Effect of early initiation of steroid-sparing drugs in patients with bullous pemphigoid

INTRODUCTION: Bullous pemphigoid (BP) can be treated using systemic and topical glucocorticoids and/or other immunomodulatory agents. However, the long-term use of systemic glucocorticoids causes severe adverse side effects. This study was aimed at investigating whether the early initiation of corticosteroid-sparing therapy (CST) in BP patients results in better outcomes than late or no CST. METHOD: We retrospectively identified all BP patients referred to the tertiary center, of the Department of Dermatology and Venerology, Aarhus University Hospital, Denmark, from 2015 to 2021. Patients’ demographics, comorbidities, treatment, remission of BP, length of admission, relapse, and 1-year mortality were recorded.

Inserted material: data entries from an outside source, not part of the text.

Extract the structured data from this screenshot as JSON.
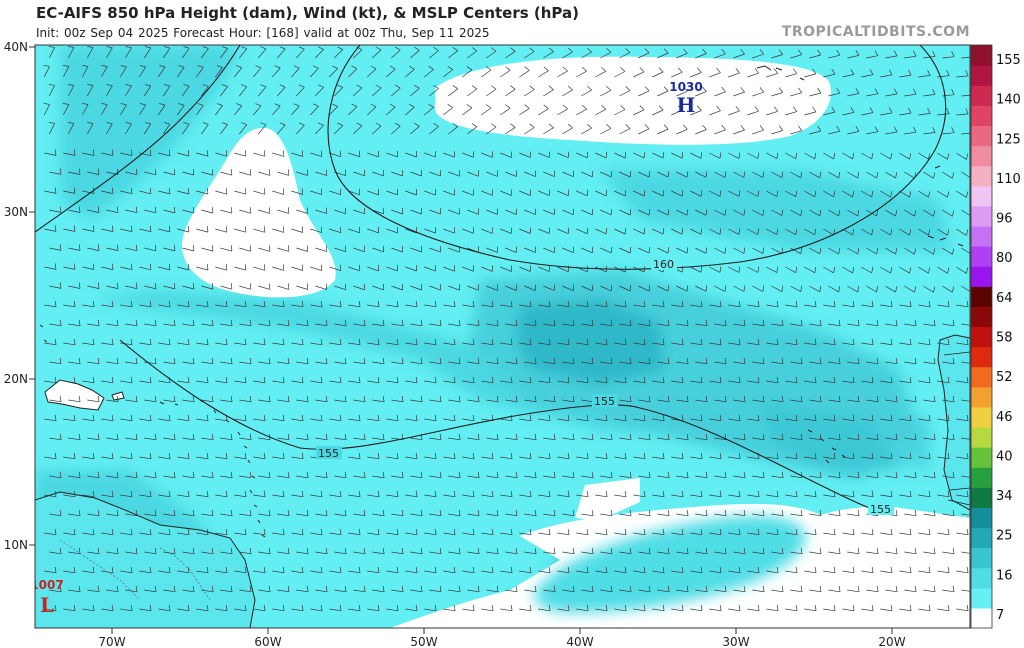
{
  "header": {
    "title": "EC-AIFS 850 hPa Height (dam), Wind (kt), & MSLP Centers (hPa)",
    "subtitle": "Init: 00z Sep 04 2025   Forecast Hour: [168]   valid at 00z Thu, Sep 11 2025",
    "credit": "TROPICALTIDBITS.COM"
  },
  "axes": {
    "lat_labels": [
      "40N",
      "30N",
      "20N",
      "10N"
    ],
    "lon_labels": [
      "70W",
      "60W",
      "50W",
      "40W",
      "30W",
      "20W"
    ]
  },
  "contours": [
    {
      "value": 160,
      "label": "160"
    },
    {
      "value": 155,
      "label": "155"
    }
  ],
  "pressure_centers": [
    {
      "type": "H",
      "value": "1030",
      "color": "#1a2a9c"
    },
    {
      "type": "L",
      "value": "1007",
      "color": "#cc2222"
    }
  ],
  "colorbar": {
    "ticks": [
      "155",
      "140",
      "125",
      "110",
      "96",
      "80",
      "64",
      "58",
      "52",
      "46",
      "40",
      "34",
      "25",
      "16",
      "7"
    ],
    "colors": [
      "#ffffff",
      "#66f0f4",
      "#4fdde6",
      "#39c4d2",
      "#23a8b8",
      "#138e9a",
      "#0f7a44",
      "#27a040",
      "#66c23a",
      "#b6d840",
      "#f0d040",
      "#f4a030",
      "#f06a20",
      "#e02a10",
      "#c01010",
      "#8a0808",
      "#5a0404",
      "#9a14f0",
      "#b040f4",
      "#c670f4",
      "#dc9cf4",
      "#f0c4f4",
      "#f4b0c4",
      "#f08ca0",
      "#ea6880",
      "#e04464",
      "#cc2a50",
      "#b01440",
      "#901030"
    ]
  }
}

All patients who received CST were dichotomised into two groups: initiated with CST <28 or >28 days. The groups were compared using t-tests. Additionally, all patients who received CST were compared with those who received systemic glucocorticoids alone. Our cohort was compared with that of a previous study (2006–2013) performed in our department. In 2015, we revised our BP treatment guidelines to include the early initiation of CST. RESULTS: On comparing the group of patients initiated with CST <28 versus >28 days, we found no significant differences in the complications or mortality between the groups (p = 0.63 and p=0.79, respectively). The <28 days group had a lower rate of relapse (p < 0.05). On comparing data from this study with those from the previous study, conducted before we revised our treatment guideline, we found a reduced initial dose of prednisolone and reduced admission time in this study. No significant differences were found between patients treated with CST and those treated with systemic glucocorticoids alone. CONCLUSION: The rate of complications and 1-year mortality did not differ significantly between the two subgroups in this study. The relapse rate was lower in the CST <28 days group than in the CST >28 days group. The initial dose of prednisolone and admission time were reduced in this study compared with those in the previous study performed before the implementation of a local treatment guideline recommending the early initiation of CST.